Desde que se disolvieran las Cortes, la Junta Electoral Central ha sido impelida a actuar en varias ocasiones para garantizar la imparcialidad de las instituciones. Una de ellas, a instancias de Cs, ha sido la petición de prohibir el uso del sintagma «presos políticos» en las informaciones emitidas por la cadena pública TV3, al considerar que se trata de una expresión partidista. La reacción de la mayoría de medios de comunicación y colectivos profesionales catalanes a esta medida, avalada por la Junta, ha sido la de denunciar una intolerable intromisión del poder judicial contraria a la libertad de expresión e información, alimentando así otro de los mantras independentistas, como pone de manifiesto el bochornoso episodio de las sucesivas pancartas retiradas del balcón de la Generalitat.

Sin embargo, la existencia de presos políticos en la España de hoy no puede considerarse un asunto menor. Sobre todo, porque no se trata de algo novedoso: hace 83 años otra campaña electoral estuvo marcada por la existencia de presos políticos y, pese a la constante invocación a la memoria histórica, parece que no se han asimilado algunas de las lecciones que se desprenden de aquellos hechos. No obstante, si la historia se repite -de acuerdo a la sentencia de Marx- primero como tragedia y después como farsa, algunos de los acontecimientos actuales pueden ser interpretados, aunque sea sólo de manera parcial, a la luz de lo que sucedió entre 1934 y 1936. No por casualidad, lo acontecido durante aquellos años ha suscitado el núcleo de un debate historiográfico en torno a las responsabilidades de la Guerra Civil que tiene como penúltimo episodio la llegada a las librerías de La revolución española 1936-1939, con la firma del otrora reputado (y hoy vilipendiado) historiador estadounidense Stanley Payne.

Así pues, frente a una supuesta amenaza al régimen económico común, en el verano de 1934 un gran número de municipios vascos convocaron elecciones para nombrar una comisión en defensa del concierto sin contar con la aprobación de las Cortes Generales.

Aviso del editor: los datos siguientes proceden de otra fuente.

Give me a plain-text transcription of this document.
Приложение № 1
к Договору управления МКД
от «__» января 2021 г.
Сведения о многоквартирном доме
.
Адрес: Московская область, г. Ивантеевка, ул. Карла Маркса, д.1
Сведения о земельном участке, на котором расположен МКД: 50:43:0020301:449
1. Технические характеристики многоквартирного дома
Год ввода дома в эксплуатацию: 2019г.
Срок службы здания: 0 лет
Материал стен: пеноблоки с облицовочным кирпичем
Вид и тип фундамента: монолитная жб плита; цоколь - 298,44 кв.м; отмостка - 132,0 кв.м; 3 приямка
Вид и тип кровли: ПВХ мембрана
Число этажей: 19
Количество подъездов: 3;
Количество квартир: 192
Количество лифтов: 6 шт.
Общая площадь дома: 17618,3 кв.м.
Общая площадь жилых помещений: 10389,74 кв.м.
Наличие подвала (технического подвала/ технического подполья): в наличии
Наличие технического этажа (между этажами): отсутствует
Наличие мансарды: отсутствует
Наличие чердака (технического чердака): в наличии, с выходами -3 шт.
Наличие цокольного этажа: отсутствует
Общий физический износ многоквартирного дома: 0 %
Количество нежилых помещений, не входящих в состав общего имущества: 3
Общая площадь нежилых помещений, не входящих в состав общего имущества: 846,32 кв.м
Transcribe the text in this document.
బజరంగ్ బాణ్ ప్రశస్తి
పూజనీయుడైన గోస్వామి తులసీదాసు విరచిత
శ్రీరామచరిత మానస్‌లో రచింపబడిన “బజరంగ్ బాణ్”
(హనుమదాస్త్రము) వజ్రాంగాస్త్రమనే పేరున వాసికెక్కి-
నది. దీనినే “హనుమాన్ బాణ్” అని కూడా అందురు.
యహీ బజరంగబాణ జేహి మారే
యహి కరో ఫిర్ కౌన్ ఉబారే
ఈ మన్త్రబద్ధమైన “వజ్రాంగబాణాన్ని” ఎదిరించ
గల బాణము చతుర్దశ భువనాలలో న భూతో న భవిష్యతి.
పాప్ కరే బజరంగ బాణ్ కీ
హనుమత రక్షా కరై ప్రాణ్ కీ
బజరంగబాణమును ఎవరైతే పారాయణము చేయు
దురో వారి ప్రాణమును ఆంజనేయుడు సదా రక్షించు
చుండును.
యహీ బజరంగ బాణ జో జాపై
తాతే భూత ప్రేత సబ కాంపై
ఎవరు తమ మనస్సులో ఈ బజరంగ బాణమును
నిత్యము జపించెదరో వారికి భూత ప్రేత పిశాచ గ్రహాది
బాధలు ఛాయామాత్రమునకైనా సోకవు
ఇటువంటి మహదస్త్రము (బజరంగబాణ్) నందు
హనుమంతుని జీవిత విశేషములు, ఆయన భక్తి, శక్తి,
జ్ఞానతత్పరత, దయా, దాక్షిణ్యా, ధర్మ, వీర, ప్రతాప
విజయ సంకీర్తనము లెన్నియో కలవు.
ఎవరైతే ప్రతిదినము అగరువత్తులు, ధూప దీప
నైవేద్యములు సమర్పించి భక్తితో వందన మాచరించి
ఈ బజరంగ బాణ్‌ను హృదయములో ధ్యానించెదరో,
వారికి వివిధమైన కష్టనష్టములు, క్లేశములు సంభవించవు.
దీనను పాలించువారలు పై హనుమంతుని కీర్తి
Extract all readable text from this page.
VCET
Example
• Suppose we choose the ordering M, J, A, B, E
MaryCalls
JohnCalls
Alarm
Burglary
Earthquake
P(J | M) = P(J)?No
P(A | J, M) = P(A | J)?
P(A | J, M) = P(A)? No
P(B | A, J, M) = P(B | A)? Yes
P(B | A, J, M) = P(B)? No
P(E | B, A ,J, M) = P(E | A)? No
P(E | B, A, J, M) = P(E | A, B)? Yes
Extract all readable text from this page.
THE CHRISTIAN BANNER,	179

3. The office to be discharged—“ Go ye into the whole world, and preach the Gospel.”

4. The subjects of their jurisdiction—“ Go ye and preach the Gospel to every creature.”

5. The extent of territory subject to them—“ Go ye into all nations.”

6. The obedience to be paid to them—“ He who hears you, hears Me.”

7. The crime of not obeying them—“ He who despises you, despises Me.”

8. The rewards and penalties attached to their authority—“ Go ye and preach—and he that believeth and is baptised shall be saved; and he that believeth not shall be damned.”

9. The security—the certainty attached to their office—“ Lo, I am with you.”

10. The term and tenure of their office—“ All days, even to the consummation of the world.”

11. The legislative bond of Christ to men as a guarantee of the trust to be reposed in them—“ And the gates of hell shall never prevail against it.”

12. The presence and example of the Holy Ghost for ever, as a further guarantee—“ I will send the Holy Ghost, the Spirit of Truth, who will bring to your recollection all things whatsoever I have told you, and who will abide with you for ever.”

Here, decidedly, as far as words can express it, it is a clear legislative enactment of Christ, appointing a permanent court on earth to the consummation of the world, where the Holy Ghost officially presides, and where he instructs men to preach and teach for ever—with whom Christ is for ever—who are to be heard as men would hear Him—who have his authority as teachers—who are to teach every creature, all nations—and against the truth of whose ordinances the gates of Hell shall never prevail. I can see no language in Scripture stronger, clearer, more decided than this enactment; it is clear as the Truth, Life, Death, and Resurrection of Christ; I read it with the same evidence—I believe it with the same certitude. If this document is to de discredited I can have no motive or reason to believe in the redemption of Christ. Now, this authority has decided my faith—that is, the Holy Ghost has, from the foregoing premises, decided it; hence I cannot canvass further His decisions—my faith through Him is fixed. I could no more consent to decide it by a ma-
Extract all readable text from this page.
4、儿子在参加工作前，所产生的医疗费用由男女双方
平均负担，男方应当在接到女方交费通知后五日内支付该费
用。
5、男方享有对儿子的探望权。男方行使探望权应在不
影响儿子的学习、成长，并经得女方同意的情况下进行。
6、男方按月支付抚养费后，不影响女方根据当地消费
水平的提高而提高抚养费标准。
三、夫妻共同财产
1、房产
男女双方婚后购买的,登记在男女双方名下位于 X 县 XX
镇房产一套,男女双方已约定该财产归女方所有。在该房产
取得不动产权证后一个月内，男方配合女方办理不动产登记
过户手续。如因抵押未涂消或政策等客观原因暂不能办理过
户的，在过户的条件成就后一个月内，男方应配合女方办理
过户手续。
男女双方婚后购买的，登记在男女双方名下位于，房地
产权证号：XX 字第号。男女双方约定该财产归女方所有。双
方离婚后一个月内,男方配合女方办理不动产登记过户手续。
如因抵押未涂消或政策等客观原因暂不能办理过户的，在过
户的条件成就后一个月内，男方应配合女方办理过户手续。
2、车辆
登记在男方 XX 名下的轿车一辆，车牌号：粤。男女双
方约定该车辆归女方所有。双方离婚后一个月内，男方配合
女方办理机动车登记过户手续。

Como resultado de este afán unilateral por poner las urnas, miles de ediles fueron detenidos y procesados y cientos de ayuntamientos quedaron bajo la autoridad de gestoras. Entretanto, las autoridades catalanas lideradas por Esquerra hacían caso omiso de la sentencia del Tribunal de Garantías Constitucionales, que había suspendido la Ley de Contratos y Cultivos con la que la Generalitat trataba de poner fin al problema de los rabassaires. Más conocido si cabe es el caso de la represión por los sucesos de octubre de ese año, cuando el presidente de la Generalitat declaró la república catalana al amparo de la revolución que las fuerzas de izquierda estaban llevando a cabo en Asturias. Tras la intervención del general Batet, y la fuga de Dencàs por las alcantarillas, los líderes de la sublevación -encabezados por el presidente Companys- fueron procesados y encarcelados en un barco militar que sirvió de prisión al mismísimo Azaña, que se hallaba esos días en Barcelona y que fue liberado meses después sólo ante la evidente falta de cargos en su contra. La amnistía para un colectivo heterogéneo de presos políticos, que engrosaban miles de obreros brutalmente reprimidos en territorio asturiano, fue el denominador común con el que se construyó el Frente Popular.

Afortunadamente, las diferencias entre la realidad de hace ya casi un siglo y la actual son tantas (o más) que las similitudes, algo que debiera prevenir frente a cualquier interpretación interesada. Con todo, las fuerzas políticas que apuestan hoy por la continuidad de la democracia y del régimen constitucional del 78 en nuestro país deberían tomar nota de una evidencia palmaria que va en la dirección contraria a la reedición de la lógica frentista del 36: fueron la vulneración reiterada de la ley y la deslealtad de los diferentes partidos con las instituciones republicanas las que acabaron por minar las bases de su propia legitimidad. No por casualidad, la sentencia de Marx sobre el carácter cíclico de la historia tiene en El 18 Brumario de Luis Bonaparte un interesante corolario cuando afirma que, para encarar el presente, el estudiante de un idioma nuevo debe zambullirse en él «sin reminiscencias», hasta el punto de olvidar el «lenguaje natal» del pasado.